Maior índice já registrado pelos pesquisadores do país, a nova marca é mais de dez vezes superior à temperatura do Sol

Pamela Malva Publicado em 03/06/2021, às 16h00

Imagem real da superfície do Sol
Imagem real da superfície do Sol - Divulgação/ Paul Andrew

Desde que foi instalado no Instituto Hefei de Ciências Físicas da Academia Chinesa de Ciências, em Pequim, o reator de fusão nuclear chinês EAST já atingiu enormes temperaturas. Também conhecido como ‘sol artificial’, contudo, o experimento bateu novos recordes na última sexta-feira, 28, de acordo com o UOL.

Inicialmente, a maior temperatura registrada pelo reator foi de 100 milhões de graus Celsius, mantidos por 100 segundos. Agora, contudo, o Tokamak Experimental Supercondutor Avançado chegou aos 120 milhões de graus Celsius por 101 segundos.

No mesmo dia, o equipamento ainda atingiu a marca de 160 milhões de graus Celsius, mas por apenas 20 segundos. Esse segundo recorde representa, segundo os cientistas, mais de dez vezes a temperatura do Sol, que é de cerca de 15 milhões de graus Celsius.

Agora, de acordo com o diretor Li Miao, do departamento de física da Universidade de Ciência e Tecnologia do Sul da China, o próximo desafio da equipe responsável é estabilizar a temperatura do reator.
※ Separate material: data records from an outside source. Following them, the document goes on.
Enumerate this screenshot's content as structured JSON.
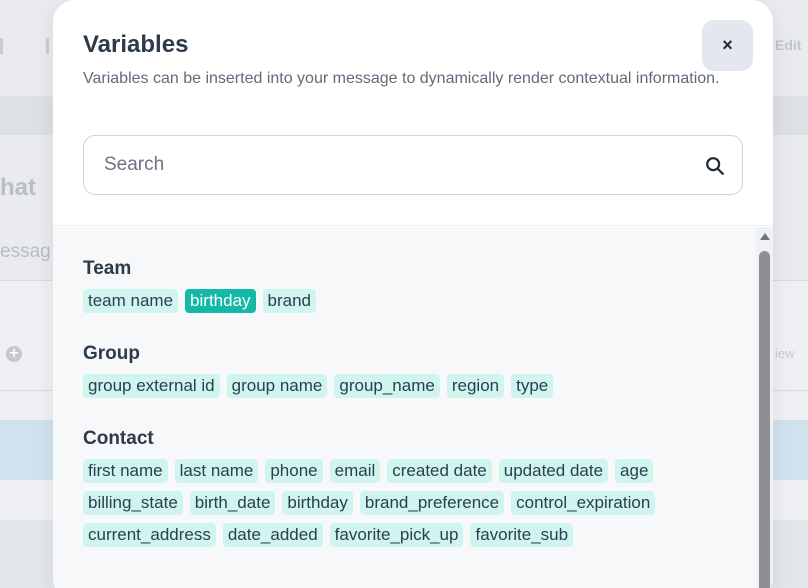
{
  "background": {
    "heading": "hat",
    "subheading": "essag",
    "edit_label": "Edit",
    "view_label": "iew"
  },
  "modal": {
    "title": "Variables",
    "description": "Variables can be inserted into your message to dynamically render contextual information.",
    "close_label": "×",
    "search": {
      "placeholder": "Search",
      "value": ""
    },
    "sections": {
      "team": {
        "title": "Team",
        "tags": [
          "team name",
          "birthday",
          "brand"
        ],
        "active_tag": "birthday"
      },
      "group": {
        "title": "Group",
        "tags": [
          "group external id",
          "group name",
          "group_name",
          "region",
          "type"
        ]
      },
      "contact": {
        "title": "Contact",
        "tags": [
          "first name",
          "last name",
          "phone",
          "email",
          "created date",
          "updated date",
          "age",
          "billing_state",
          "birth_date",
          "birthday",
          "brand_preference",
          "control_expiration",
          "current_address",
          "date_added",
          "favorite_pick_up",
          "favorite_sub"
        ]
      }
    }
  },
  "colors": {
    "accent": "#14b8a6",
    "tag_bg": "#d0f5ee",
    "title": "#2d3a4a"
  }
}
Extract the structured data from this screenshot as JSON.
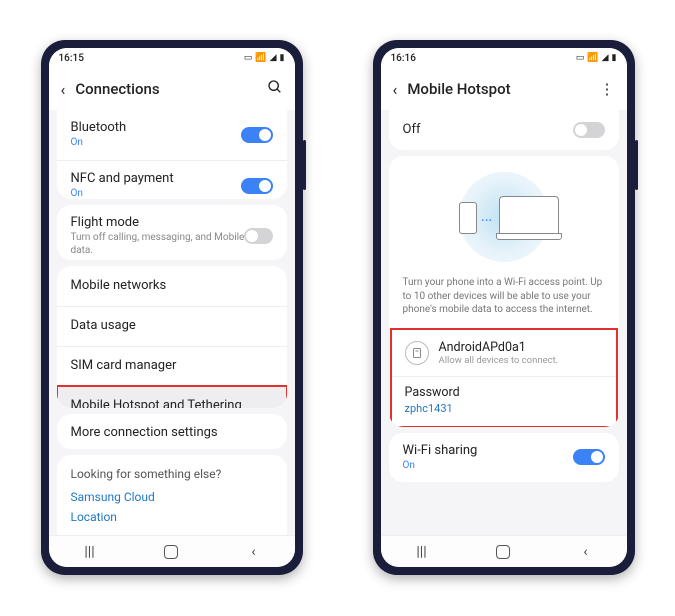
{
  "left": {
    "status_time": "16:15",
    "header_title": "Connections",
    "rows": {
      "bluetooth": {
        "label": "Bluetooth",
        "sub": "On"
      },
      "nfc": {
        "label": "NFC and payment",
        "sub": "On"
      },
      "flight": {
        "label": "Flight mode",
        "sub": "Turn off calling, messaging, and Mobile data."
      },
      "mobile_networks": {
        "label": "Mobile networks"
      },
      "data_usage": {
        "label": "Data usage"
      },
      "sim": {
        "label": "SIM card manager"
      },
      "hotspot": {
        "label": "Mobile Hotspot and Tethering"
      },
      "more": {
        "label": "More connection settings"
      }
    },
    "prompt": {
      "q": "Looking for something else?",
      "link1": "Samsung Cloud",
      "link2": "Location"
    }
  },
  "right": {
    "status_time": "16:16",
    "header_title": "Mobile Hotspot",
    "off_label": "Off",
    "descr": "Turn your phone into a Wi-Fi access point. Up to 10 other devices will be able to use your phone's mobile data to access the internet.",
    "network": {
      "name": "AndroidAPd0a1",
      "sub": "Allow all devices to connect."
    },
    "password": {
      "label": "Password",
      "value": "zphc1431"
    },
    "wifi_sharing": {
      "label": "Wi-Fi sharing",
      "sub": "On"
    }
  }
}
Com isso, espera-se que, em um futuro próximo, o equipamento se torne uma nova fonte de energia sustentável e ilimitada.

Projetado exatamente para atingir enormes temperaturas, o reator EAST reproduz a fusão nucrear que acontece no Sol e, por isso, foi apelidado de ‘sol artificial’. O problema é que, segundo Lin Boqiang, ele só poderá ser implementado dentro de 30 anos.

Diretor do Centro Chinês para Pesquisa em Economia de Energia da Universidade de Xiamen, o especialista afirmou que, apesar dos avanços tecológicos dos últimos anos, a viabilidade comercial do reator ainda está um pouco longe de nós.

Ainda assim, de acordo com Boqiang, essa seria a alternativa de energia mais limpa e confiável que a humanidade tem em mãos e faz parte do Reator Termonuclear Experimental Internacional (ITER), o maior projeto de pesquisa de fusão nuclear do mundo. “É mais como uma tecnologia do futuro que é crítica para o impulso de desenvolvimento verde da China", narrou Lin Boqiang, em entrevista ao Global Times.